ADR napisał(a):Politycy naprawdę muszą nas wszystkich mieć za idiotów.Zabraniać Kowalskiemu kupować bułki w niedziele a Nowakowi te bułki sprzedawać.Państwo opiekuńcze?Bardziej Ośrodek z pokojami bez klamek.I tak i nie.
Nie dajcie się zwariować, ty decydujesz gdzie pracujesz,co kupujesz i u kogo to robisz.Wszystkie aspekty religijno-moralno-finansowe zostaw sobie obywatelu a politykom każ spierdalać bo to są twoje suwerenne decyzje i nie potrzebujesz do tego pana posła.Chyba że jest inaczej to wtedy idź i się spytaj,reszcie pozwalając żyć jak chce.
Zauważ, że prawo pracy już jest obwarowane wieloma regulacjami.
Na przykład 8 godzinny dzień pracy, 40 godzinny tydzień pracy, przydziałowy urlop, wolna sobota i niedziela dla większości pracujących etc.
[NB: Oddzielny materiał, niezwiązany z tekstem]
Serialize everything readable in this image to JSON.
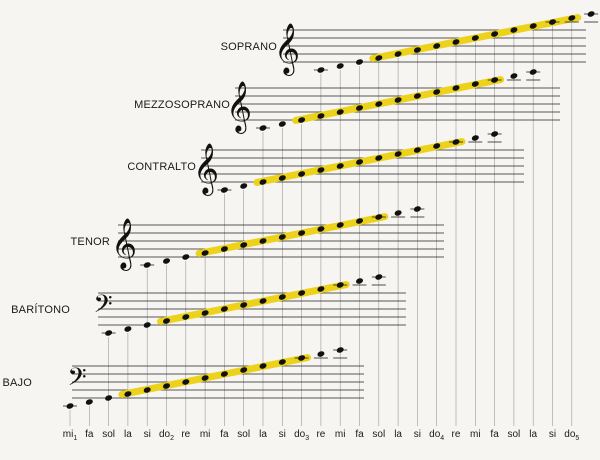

Wszystko to zostało wystrajkowane/wylobbowane przez dziesiątki lat.
Kiedyś też budziło spory natury zasadniczej.
Nie chcę przez to powiedzieć, że jestem za - przeciwnie, uważam zakupy za rodzaj szołbiznesu.
A wiadomo, kiedy publiczność ma wolne, szołbiznes haruje najciężej.
A nas Łódź urzekła szara - łódzki kurz i dym.